Remodeling Semantic Relationships in Vision-Language Fine-Tuning
This work addresses a bottleneck in vision-language fine-tuning for constructing multimodal foundation models, with applications in tasks like visual question answering and image captioning.
The paper tackles the problem of existing vision-language fine-tuning methods overlooking semantic relationships within images, which leads to suboptimal performance. The proposed method improves multimodal alignment and fusion by extracting multilevel semantic features, projecting vision features to group related semantics, and using inheritable cross-attention to remove redundant visual relationships, outperforming all existing methods on eight foundation models and two downstream tasks.
Vision-language fine-tuning has emerged as an efficient paradigm for constructing multimodal foundation models. While textual context often highlights semantic relationships within an image, existing fine-tuning methods typically overlook this information when aligning vision and language, thus leading to suboptimal performance. Toward solving this problem, we propose a method that can improve multimodal alignment and fusion based on both semantics and relationships.Specifically, we first extract multilevel semantic features from different vision encoder to capture more visual cues of the relationships.
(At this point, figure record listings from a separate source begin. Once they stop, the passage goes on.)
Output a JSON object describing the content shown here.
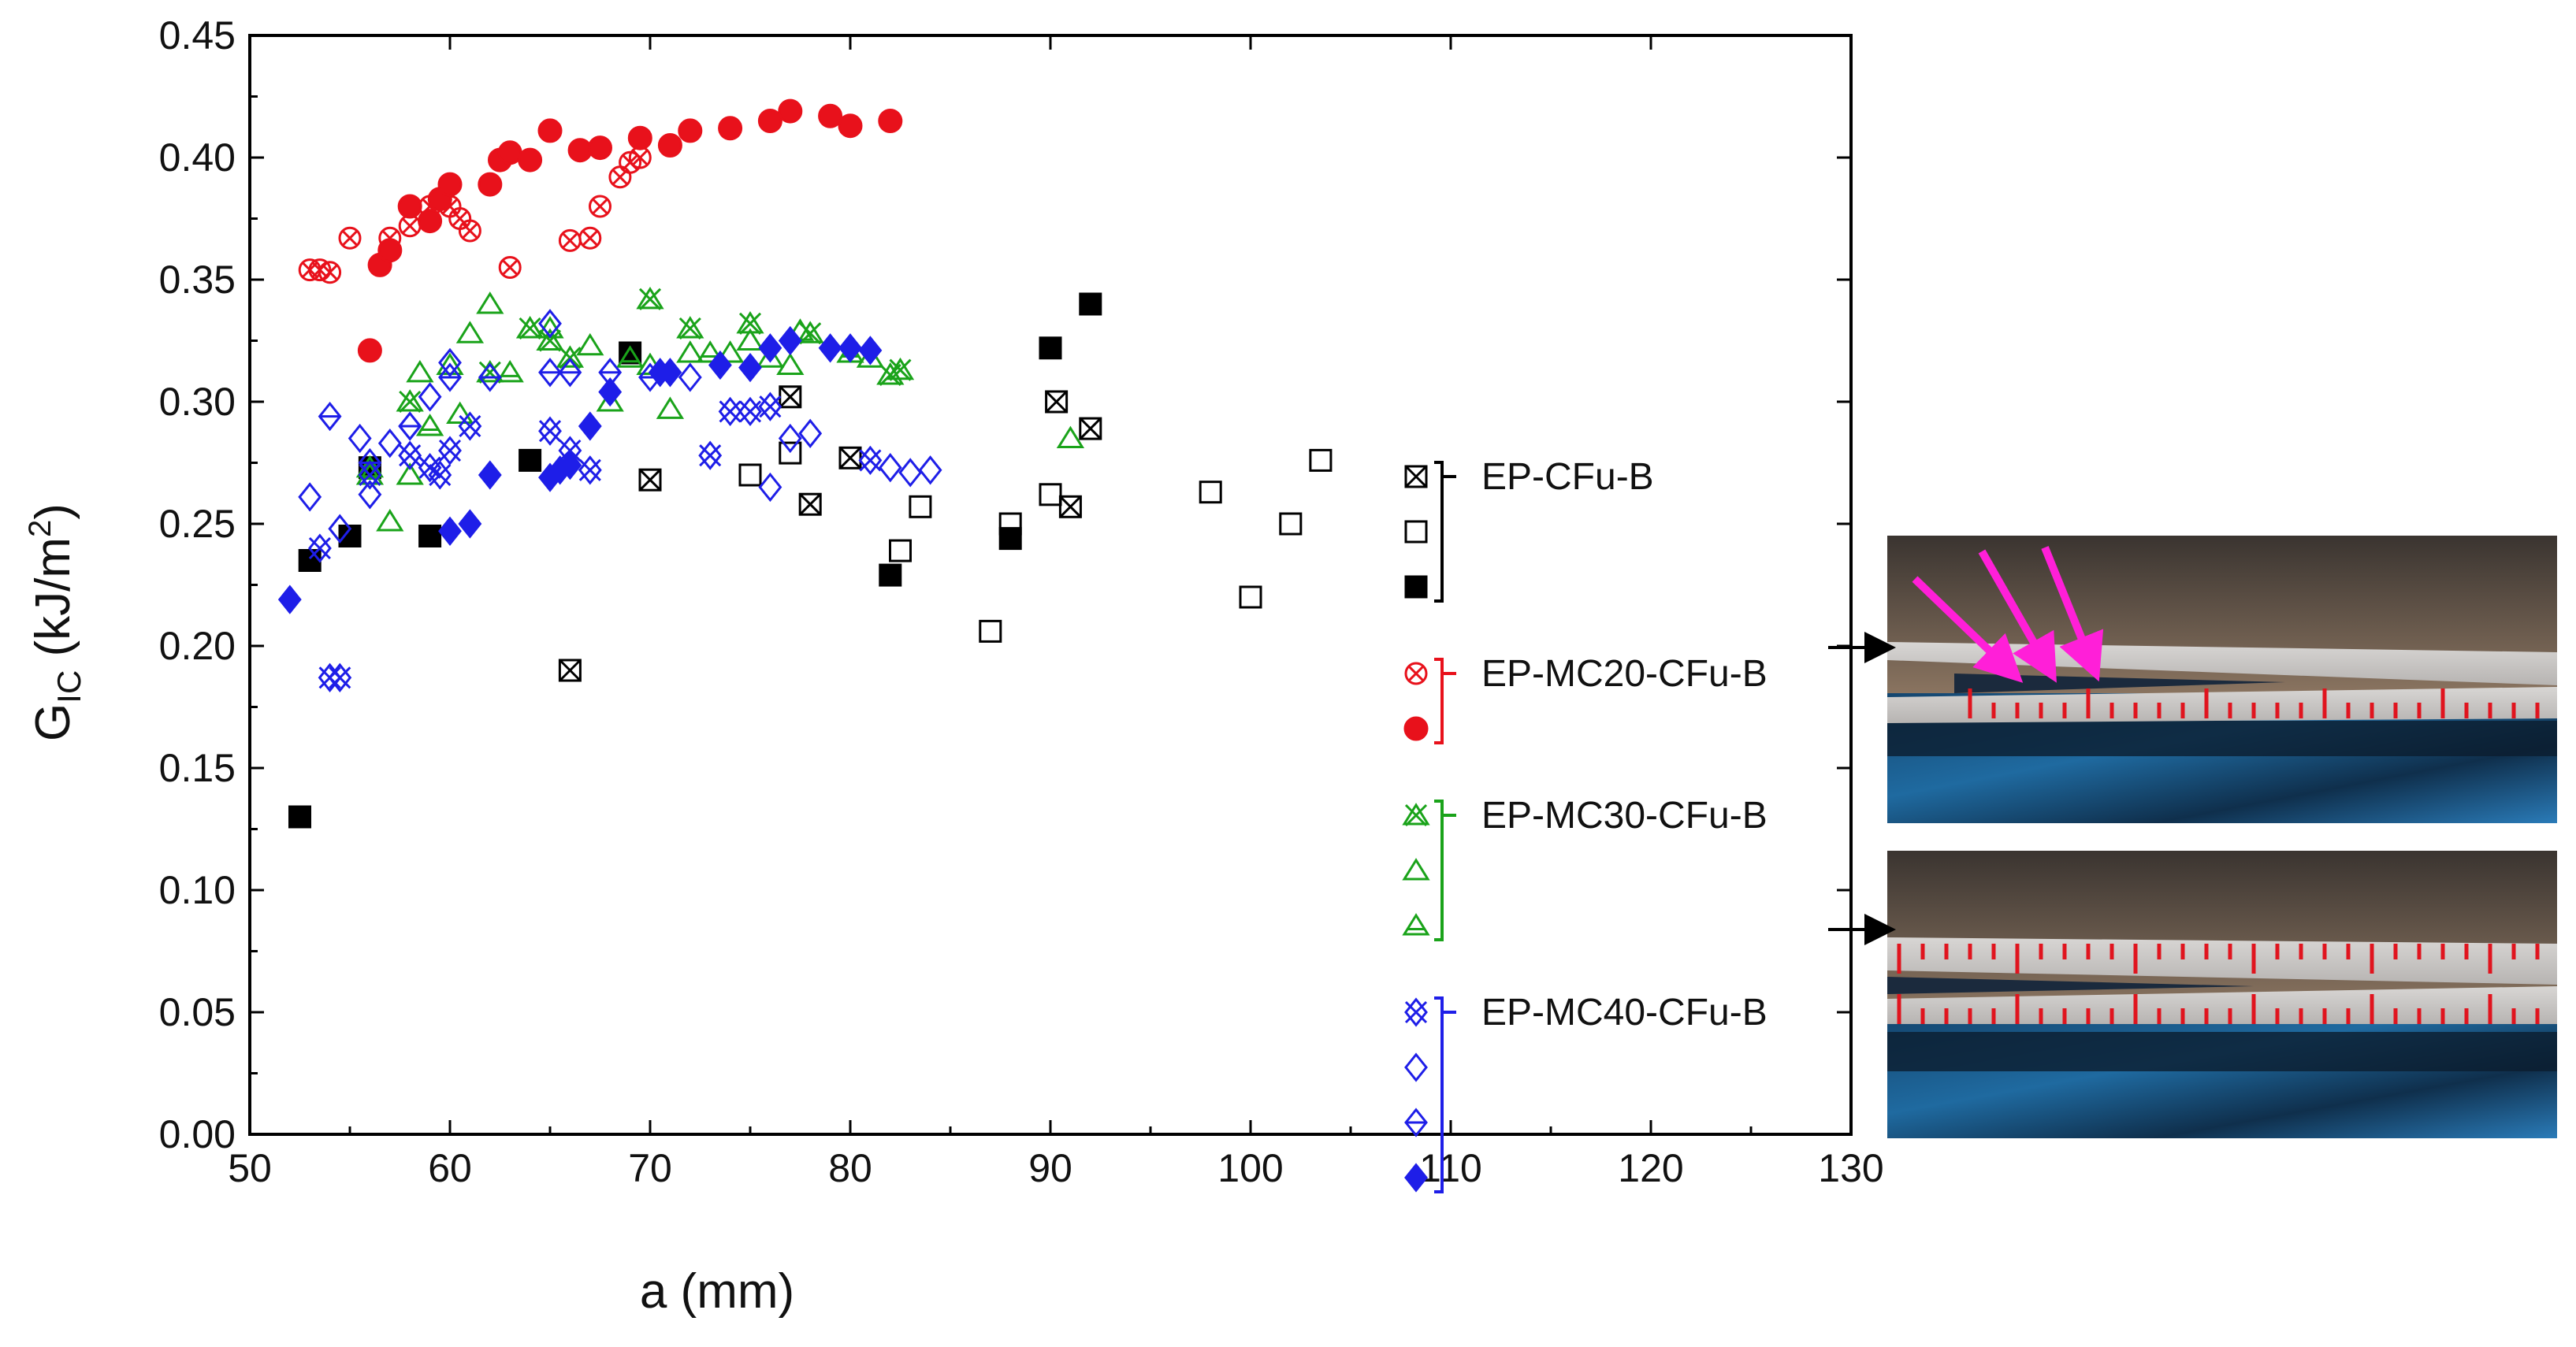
{
  "chart_data": {
    "type": "scatter",
    "title": "",
    "xlabel": "a (mm)",
    "ylabel_main": "G",
    "ylabel_sub": "IC",
    "ylabel_units_pre": " (kJ/m",
    "ylabel_units_sup": "2",
    "ylabel_units_post": ")",
    "xlim": [
      50,
      130
    ],
    "ylim": [
      0,
      0.45
    ],
    "xticks": [
      50,
      60,
      70,
      80,
      90,
      100,
      110,
      120,
      130
    ],
    "yticks": [
      "0.00",
      "0.05",
      "0.10",
      "0.15",
      "0.20",
      "0.25",
      "0.30",
      "0.35",
      "0.40",
      "0.45"
    ],
    "legend_position": "right",
    "groups": [
      {
        "label": "EP-CFu-B",
        "color": "#000000",
        "series": [
          {
            "marker": "square-x",
            "points": [
              [
                66,
                0.19
              ],
              [
                70,
                0.268
              ],
              [
                77,
                0.302
              ],
              [
                78,
                0.258
              ],
              [
                80,
                0.277
              ],
              [
                90.3,
                0.3
              ],
              [
                91,
                0.257
              ],
              [
                92,
                0.289
              ]
            ]
          },
          {
            "marker": "square-open",
            "points": [
              [
                75,
                0.27
              ],
              [
                77,
                0.279
              ],
              [
                82.5,
                0.239
              ],
              [
                83.5,
                0.257
              ],
              [
                87,
                0.206
              ],
              [
                88,
                0.25
              ],
              [
                90,
                0.262
              ],
              [
                98,
                0.263
              ],
              [
                100,
                0.22
              ],
              [
                102,
                0.25
              ],
              [
                103.5,
                0.276
              ]
            ]
          },
          {
            "marker": "square-filled",
            "points": [
              [
                52.5,
                0.13
              ],
              [
                53,
                0.235
              ],
              [
                55,
                0.245
              ],
              [
                56,
                0.273
              ],
              [
                59,
                0.245
              ],
              [
                64,
                0.276
              ],
              [
                69,
                0.32
              ],
              [
                82,
                0.229
              ],
              [
                88,
                0.244
              ],
              [
                90,
                0.322
              ],
              [
                92,
                0.34
              ]
            ]
          }
        ]
      },
      {
        "label": "EP-MC20-CFu-B",
        "color": "#e8111b",
        "series": [
          {
            "marker": "circle-x",
            "points": [
              [
                53,
                0.354
              ],
              [
                53.5,
                0.354
              ],
              [
                54,
                0.353
              ],
              [
                55,
                0.367
              ],
              [
                57,
                0.367
              ],
              [
                58,
                0.372
              ],
              [
                59,
                0.38
              ],
              [
                60,
                0.38
              ],
              [
                60.5,
                0.375
              ],
              [
                61,
                0.37
              ],
              [
                63,
                0.355
              ],
              [
                66,
                0.366
              ],
              [
                67,
                0.367
              ],
              [
                67.5,
                0.38
              ],
              [
                68.5,
                0.392
              ],
              [
                69,
                0.398
              ],
              [
                69.5,
                0.4
              ]
            ]
          },
          {
            "marker": "circle-filled",
            "points": [
              [
                56,
                0.321
              ],
              [
                56.5,
                0.356
              ],
              [
                57,
                0.362
              ],
              [
                58,
                0.38
              ],
              [
                59,
                0.374
              ],
              [
                59.5,
                0.383
              ],
              [
                60,
                0.389
              ],
              [
                62,
                0.389
              ],
              [
                62.5,
                0.399
              ],
              [
                63,
                0.402
              ],
              [
                64,
                0.399
              ],
              [
                65,
                0.411
              ],
              [
                66.5,
                0.403
              ],
              [
                67.5,
                0.404
              ],
              [
                69.5,
                0.408
              ],
              [
                71,
                0.405
              ],
              [
                72,
                0.411
              ],
              [
                74,
                0.412
              ],
              [
                76,
                0.415
              ],
              [
                77,
                0.419
              ],
              [
                79,
                0.417
              ],
              [
                80,
                0.413
              ],
              [
                82,
                0.415
              ]
            ]
          }
        ]
      },
      {
        "label": "EP-MC30-CFu-B",
        "color": "#1aa31a",
        "series": [
          {
            "marker": "x-triangle",
            "points": [
              [
                58,
                0.3
              ],
              [
                62,
                0.312
              ],
              [
                64,
                0.33
              ],
              [
                65,
                0.325
              ],
              [
                66,
                0.318
              ],
              [
                70,
                0.342
              ],
              [
                72,
                0.33
              ],
              [
                75,
                0.332
              ],
              [
                78,
                0.328
              ],
              [
                82,
                0.311
              ],
              [
                82.5,
                0.313
              ]
            ]
          },
          {
            "marker": "triangle-open",
            "points": [
              [
                56,
                0.273
              ],
              [
                57,
                0.251
              ],
              [
                58,
                0.27
              ],
              [
                58.5,
                0.312
              ],
              [
                60,
                0.315
              ],
              [
                60.5,
                0.295
              ],
              [
                61,
                0.328
              ],
              [
                62,
                0.34
              ],
              [
                64,
                0.33
              ],
              [
                65,
                0.33
              ],
              [
                67,
                0.323
              ],
              [
                68,
                0.3
              ],
              [
                70,
                0.315
              ],
              [
                71,
                0.297
              ],
              [
                72,
                0.32
              ],
              [
                74,
                0.32
              ],
              [
                75,
                0.325
              ],
              [
                76,
                0.318
              ],
              [
                77,
                0.315
              ],
              [
                77.5,
                0.329
              ],
              [
                81,
                0.318
              ],
              [
                91,
                0.285
              ]
            ]
          },
          {
            "marker": "triangle-half",
            "points": [
              [
                56,
                0.27
              ],
              [
                59,
                0.29
              ],
              [
                63,
                0.312
              ],
              [
                69,
                0.318
              ],
              [
                73,
                0.32
              ],
              [
                80,
                0.32
              ]
            ]
          }
        ]
      },
      {
        "label": "EP-MC40-CFu-B",
        "color": "#1e1ee8",
        "series": [
          {
            "marker": "x-diamond",
            "points": [
              [
                54,
                0.187
              ],
              [
                54.5,
                0.187
              ],
              [
                53.5,
                0.24
              ],
              [
                56,
                0.27
              ],
              [
                58,
                0.278
              ],
              [
                59,
                0.273
              ],
              [
                59.5,
                0.27
              ],
              [
                60,
                0.28
              ],
              [
                61,
                0.29
              ],
              [
                65,
                0.288
              ],
              [
                66,
                0.28
              ],
              [
                67,
                0.272
              ],
              [
                73,
                0.278
              ],
              [
                74,
                0.296
              ],
              [
                75,
                0.296
              ],
              [
                76,
                0.298
              ],
              [
                81,
                0.276
              ]
            ]
          },
          {
            "marker": "diamond-open",
            "points": [
              [
                53,
                0.261
              ],
              [
                54.5,
                0.248
              ],
              [
                55.5,
                0.285
              ],
              [
                56,
                0.262
              ],
              [
                57,
                0.283
              ],
              [
                58,
                0.29
              ],
              [
                59,
                0.302
              ],
              [
                60,
                0.316
              ],
              [
                65,
                0.332
              ],
              [
                72,
                0.31
              ],
              [
                76,
                0.265
              ],
              [
                77,
                0.285
              ],
              [
                78,
                0.287
              ],
              [
                82,
                0.273
              ],
              [
                83,
                0.271
              ],
              [
                84,
                0.272
              ]
            ]
          },
          {
            "marker": "diamond-half",
            "points": [
              [
                54,
                0.294
              ],
              [
                56,
                0.275
              ],
              [
                58,
                0.29
              ],
              [
                60,
                0.31
              ],
              [
                62,
                0.31
              ],
              [
                65,
                0.312
              ],
              [
                66,
                0.312
              ],
              [
                68,
                0.312
              ],
              [
                70,
                0.31
              ]
            ]
          },
          {
            "marker": "diamond-filled",
            "points": [
              [
                52,
                0.219
              ],
              [
                60,
                0.247
              ],
              [
                61,
                0.25
              ],
              [
                62,
                0.27
              ],
              [
                65,
                0.269
              ],
              [
                65.5,
                0.272
              ],
              [
                66,
                0.274
              ],
              [
                67,
                0.29
              ],
              [
                68,
                0.304
              ],
              [
                70.5,
                0.312
              ],
              [
                71,
                0.312
              ],
              [
                73.5,
                0.315
              ],
              [
                75,
                0.314
              ],
              [
                76,
                0.322
              ],
              [
                77,
                0.325
              ],
              [
                79,
                0.322
              ],
              [
                80,
                0.322
              ],
              [
                81,
                0.321
              ]
            ]
          }
        ]
      }
    ],
    "photos": [
      {
        "name": "crack-photo-top",
        "arrows": "magenta"
      },
      {
        "name": "crack-photo-bottom",
        "arrows": "none"
      }
    ]
  }
}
Then, we learn to project the vision features to group related semantics, among which are more likely to have relationships. Finally, we fuse the visual features with the textual by using inheritable cross-attention, where we globally remove the redundant visual relationships by discarding visual-language feature pairs with low correlation. We evaluate our proposed method on eight foundation models and two downstream tasks, visual question answering and image captioning, and show that it outperforms all existing methods.